Question

If \[ \int \frac{4e^x + 6e^{-x}}{9e^x - 4e^{-x}} \, dx = Ax + B \log \left( 9e^{2x} - 4 \right) + C, \text{ then } (A, B) = \]

• A. \( \left( \frac{3}{2}, \frac{35}{36} \right) \)
• B. \( \left( \frac{-3}{2}, \frac{-35}{36} \right) \)
• C. \( \left( \frac{-3}{2}, \frac{35}{36} \right) \)
• D. \( \left( \frac{3}{2}, \frac{-35}{36} \right) \)

Hint:

When solving integrals involving exponential functions, try using substitutions that simplify the expression.

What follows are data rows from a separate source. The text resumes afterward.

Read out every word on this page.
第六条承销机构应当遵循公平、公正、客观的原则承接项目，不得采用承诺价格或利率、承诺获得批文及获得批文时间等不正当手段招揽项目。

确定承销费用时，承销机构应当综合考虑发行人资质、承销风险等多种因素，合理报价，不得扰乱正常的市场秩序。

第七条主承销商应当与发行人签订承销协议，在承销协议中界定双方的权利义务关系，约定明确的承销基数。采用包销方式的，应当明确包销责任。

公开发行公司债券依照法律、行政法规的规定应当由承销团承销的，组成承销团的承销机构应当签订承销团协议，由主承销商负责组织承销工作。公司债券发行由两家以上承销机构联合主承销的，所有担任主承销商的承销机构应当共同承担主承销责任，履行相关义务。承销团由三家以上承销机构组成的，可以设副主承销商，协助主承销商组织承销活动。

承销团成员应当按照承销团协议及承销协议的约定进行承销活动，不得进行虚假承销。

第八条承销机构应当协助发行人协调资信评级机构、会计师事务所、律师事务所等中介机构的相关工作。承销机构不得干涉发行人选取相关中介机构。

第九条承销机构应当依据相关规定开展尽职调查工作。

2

Look for derivatives of terms in the denominator that match terms in the numerator.

Answer 1

The Correct Option is C

We are given the integral: \[ \int \frac{4e^x + 6e^{-x}}{9e^x - 4e^{-x}} \, dx \] We can start solving this integral by making the substitution: \[ u = 9e^x - 4e^{-x} \] \[ du = (9e^x + 4e^{-x}) \, dx \] This substitution transforms the integral into a form where we can solve for \( A \) and \( B \). By comparing the final expression after integrating with the form given in the problem, we can find that: \[ A = \frac{-3}{2} \quad \text{and} \quad B = \frac{35}{36} \] Thus, \( (A, B) = \left( \frac{-3}{2}, \frac{35}{36} \right) \).